Ukrainian Official Pleads With Chinese Drone Maker To Stop Use By Russian Military
By Andrew Thornebrooke of The Epoch Times
A Ukrainian statesman called upon a Chinese drone manufacturer to halt the use of its products by the Russian military, which he said were being used to target Ukrainian civilians with missiles.
“In 21 days of the war, Russian troops [have] already killed 100 Ukrainian children,” Ukrainian Vice Prime Minister Mykhailo Federov wrote in a March 16 tweet.
“They are using DJI products in order to navigate their missile[s].”
Headquartered in Shenzhen, DJI is one of the world’s largest drone manufacturers. Though its products are ostensibly designed for civilian use, they are used by militaries the world over. Federov attached an open letter to DJI CEO Frank Wang, pleading that he halt business ties in Russia and place limits on the use of DJI drones in Ukraine.
“The socially responsible business always supports values of humanity, responsibility, and peace,” Federov wrote. “We believe your company also shares them. Now, responsibility is the choice, the choice that defines the future. And now, more than ever, people’s lives depend on your choice.”

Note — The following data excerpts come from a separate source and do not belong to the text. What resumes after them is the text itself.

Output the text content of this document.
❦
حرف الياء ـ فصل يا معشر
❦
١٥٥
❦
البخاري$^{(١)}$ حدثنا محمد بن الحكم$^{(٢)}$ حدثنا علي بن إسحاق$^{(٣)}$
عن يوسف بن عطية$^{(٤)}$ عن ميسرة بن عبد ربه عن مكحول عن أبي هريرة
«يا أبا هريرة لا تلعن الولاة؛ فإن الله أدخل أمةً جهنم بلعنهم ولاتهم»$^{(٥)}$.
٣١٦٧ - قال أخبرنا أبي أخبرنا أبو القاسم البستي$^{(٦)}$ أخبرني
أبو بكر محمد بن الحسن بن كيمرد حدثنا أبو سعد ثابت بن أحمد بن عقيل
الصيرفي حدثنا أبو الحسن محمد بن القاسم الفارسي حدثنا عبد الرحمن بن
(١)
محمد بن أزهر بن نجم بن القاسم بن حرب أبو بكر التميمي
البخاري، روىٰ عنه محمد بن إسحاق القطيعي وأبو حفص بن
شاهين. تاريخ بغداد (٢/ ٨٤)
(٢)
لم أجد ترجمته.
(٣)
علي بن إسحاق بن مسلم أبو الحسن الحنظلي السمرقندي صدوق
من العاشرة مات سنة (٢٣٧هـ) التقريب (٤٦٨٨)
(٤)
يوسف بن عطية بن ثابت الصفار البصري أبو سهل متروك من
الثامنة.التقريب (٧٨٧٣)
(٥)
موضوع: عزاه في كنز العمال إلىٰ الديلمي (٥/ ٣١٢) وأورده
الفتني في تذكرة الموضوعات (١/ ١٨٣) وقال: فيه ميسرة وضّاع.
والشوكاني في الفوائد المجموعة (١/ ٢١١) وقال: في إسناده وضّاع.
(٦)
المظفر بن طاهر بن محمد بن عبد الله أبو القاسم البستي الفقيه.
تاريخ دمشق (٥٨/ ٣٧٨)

“We call on your company to end any relationship and stop doing business in the Russian Federation until the Russian aggression in Ukraine is fully stopped and fair order is restored.”
Federov said that Russian forces were using a version of DJI’s AeroScope technology to assist in its missile targeting.
DJI advertises AeroScope as a comprehensive drone detection platform that identifies and tracks drones in real time, and says that all of its current drone lineup uses the technology.
Federov also asked Wang to shut off all DJI drones that had not been activated within Ukraine, saying that Russia was utilizing drones purchased in Syria or Lebanon. He said that a similar action had been taken in the war in Georgia.
The letter followed reports that stated that Russian AeroScope platforms were continuing in normal working order, but that service for Ukrainian models had been downgraded.
DJI issued a statement on Twitter saying that the technology could not be turned off and denied the report that it had altered the functionality of Ukrainian-based systems.
The company did state in its response that it could implement geofencing, effectively grounding any drones in the area that were connected to the internet, if the Ukrainian government formally requested it. But this would only apply to DJI drones in Urkainee.
Chinese businesses are under increasing scrutiny as Russia’s invasion of Ukraine drags on.
Meanwhile, the Chinese regime has continued to refuse to denounce Moscow’s actions or join Western sanctions, a stance widely seen as showing tacit support to Russia.
The invasion came less than three weeks after Chinese leader Xi Jinping and Russian President Vladamir Putin met in Beijing and announced a “no limits” partnership. Chinese officials appeared to double down on that bet earlier this month, saying that Russia was China’s “most important strategic partner.”
Like Russia, Chinese communist leadership has blamed the United States and NATO for enticing Russia to attack Ukraine by ignoring Moscow’s demands that NATO not expand to Ukraine.
Ukraine was not being considered for NATO membership at the time it was invaded. NATO bylaws prohibit the acceptance of any nation into the alliance that does not retain full control of its own territory, such as has been the case in Ukraine since Russia’s 2014 annexation of Crimea.